I have a variadic function like :
void test(int){}
template<typename T,typename...Args>
void test(int& sum,T v,Args... args)
{
sum+=v;
test(sum,args...);
}
I want to alias it to something like :
auto sum = test;//error : can not deduce auto from test
int main()
{
int res=0;
test(res,4,7);
std::cout<<res;
}
I tried using std::bind but it doesn't work with variadic functions because it needs placeholders ...
Is it possible to alias a variadic function ?
In C++1y :
#include <iostream>
void test(int){}
template<typename T,typename...Args>
void test(int& sum,T v,Args... args)
{
sum+=v;
test(sum,args...);
}
template<typename T,typename...Args>
decltype(test<T, Args...>)* sum = &(test<T, Args...>);
int main(void)
{
int res = 0;
sum<int, int>(res, 4, 7);
std::cout << res << std::endl;
}
Alternatively wrap it in another variadic function and std::forward the arguments :
template<typename T,typename...Args>
void other(int&sum, T v, Args&&... args)
{
test(sum, std::move(v), std::forward<Args>(args)...);
}
What you are trying is not much different from
void test(int)
{
}
void test(double, int)
{
}
auto a = test;
There is no way for the compiler to detect which overload you want to use.
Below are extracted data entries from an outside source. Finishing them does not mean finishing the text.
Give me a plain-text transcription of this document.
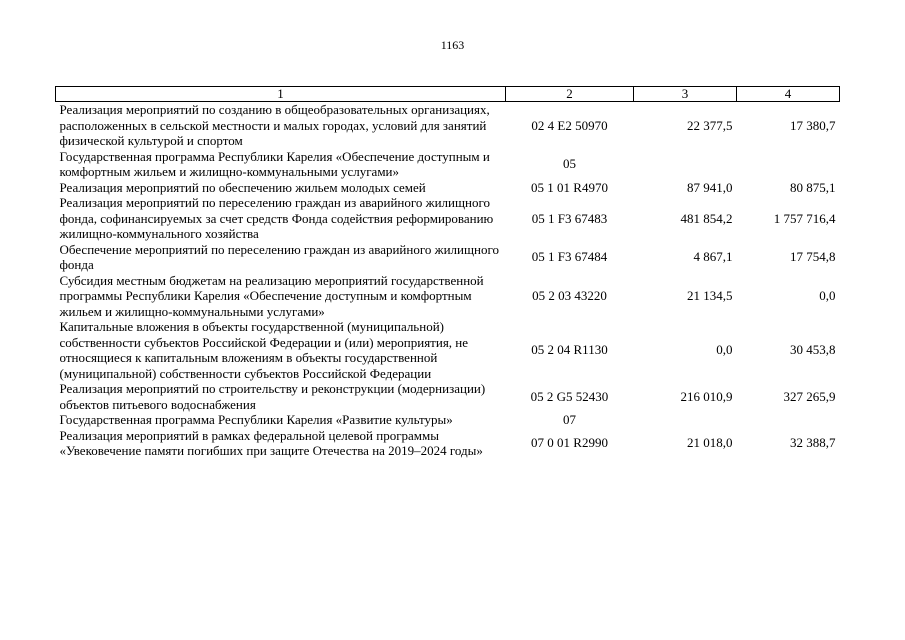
1163
1	2	3	4
Реализация мероприятий по созданию в общеобразовательных организациях, расположенных в сельской местности и малых городах, условий для занятий физической культурой и спортом	02 4 E2 50970	22 377,5	17 380,7
Государственная программа Республики Карелия «Обеспечение доступным и комфортным жильем и жилищно-коммунальными услугами»	05		
Реализация мероприятий по обеспечению жильем молодых семей	05 1 01 R4970	87 941,0	80 875,1
Реализация мероприятий по переселению граждан из аварийного жилищного фонда, софинансируемых за счет средств Фонда содействия реформированию жилищно-коммунального хозяйства	05 1 F3 67483	481 854,2	1 757 716,4
Обеспечение мероприятий по переселению граждан из аварийного жилищного фонда	05 1 F3 67484	4 867,1	17 754,8
Субсидия местным бюджетам на реализацию мероприятий государственной программы Республики Карелия «Обеспечение доступным и комфортным жильем и жилищно-коммунальными услугами»	05 2 03 43220	21 134,5	0,0
Капитальные вложения в объекты государственной (муниципальной) собственности субъектов Российской Федерации и (или) мероприятия, не относящиеся к капитальным вложениям в объекты государственной (муниципальной) собственности субъектов Российской Федерации	05 2 04 R1130	0,0	30 453,8
Реализация мероприятий по строительству и реконструкции (модернизации) объектов питьевого водоснабжения	05 2 G5 52430	216 010,9	327 265,9
Государственная программа Республики Карелия «Развитие культуры»	07		
Реализация мероприятий в рамках федеральной целевой программы «Увековечение памяти погибших при защите Отечества на 2019–2024 годы»	07 0 01 R2990	21 018,0	32 388,7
You can be explicit about which test you want to assign to a by:
auto a = (void(*)(int))test;
If you want to add the variadic template version to the mix, you can use:
template<typename T,typename...Args>
void test(int& sum,T v,Args... args)
{
sum+=v;
test(sum,args...);
}
auto a = test<int, int, int>;
This is not aliasing.auto a = test tries to declare a variable a with the same type as test and make them equal. Since test isn't a single function, but a function template (and on the top of that you can even overload functions), the compiler can't decide on what the type of a should be.
To alias a template, or as a matter of fact any symbol, you can use the using keyword.
using a = test;
Edit: sorry this one only works for types not functions.